Обер прервался, сделал глоток и хихикнул.
— Говоря о небесах, я сейчас вспомнил, что совершенно выбросил небо из своей научной логики. Как-то раз, несколько лет назад, для нашего малотиражного периодического издания я написал небольшую псевдонаучную статью, в которой проанализировал возможность попадания на небеса. Как вспоминаю, я рассмотрел единственные имеющиеся статистические данные относительно размеров рая. Это у Иоанна в его “Откровении”, где он пишет: “И измерил он город тростью на двенадцать тысяч стадий; длина и широта и высота его равны” <Откровение, 21:1>. Другими словами, рай — это абсолютный куб, сторона которого по длине, ширине и высоте равняется тысяче пятистам милям. Я вычислил — буду пользоваться вашими, американскими мерами — что в объеме рай состоит из пяти сотен квинтиллионов кубических футов.

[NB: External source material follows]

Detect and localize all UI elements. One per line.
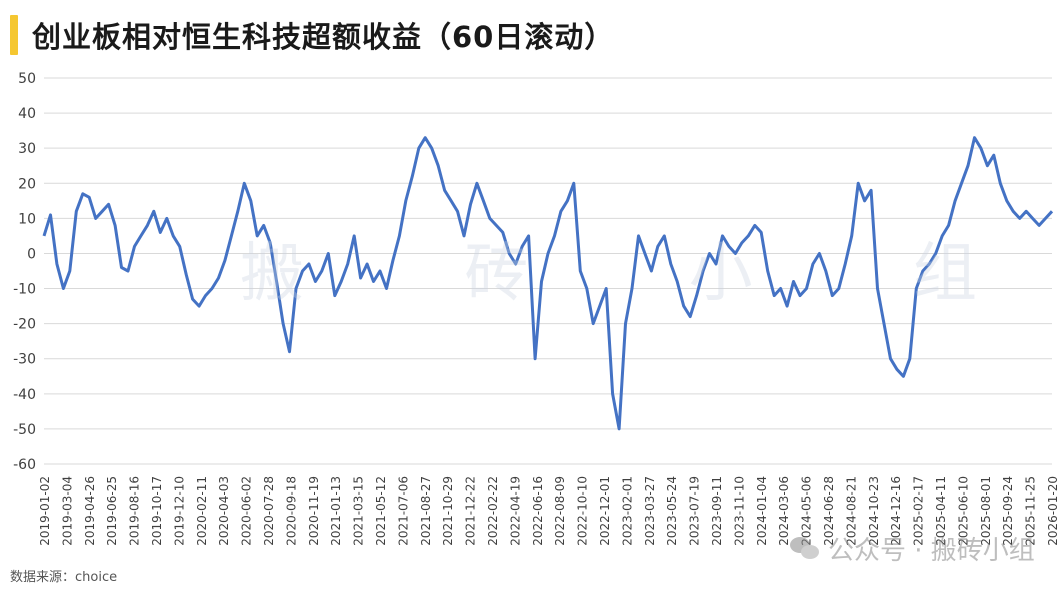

Если каждое людское существо, попадающее в рай, требует для себя десять кубических футов, чтобы стоять выпрямившись, тогда в небесах имеется место всего лишь для пятидесяти квинтиллионов человек. Но, с времен нашей Библии, в которой Иоанн дал нам меры, на Земле жило и умерло триста шесть секстиллионов человек, надеявшихся попасть в рай — намного, намного больше, чем небеса способны принять. Получается, что рай уже много веков назад был перенаселен. Понимаете?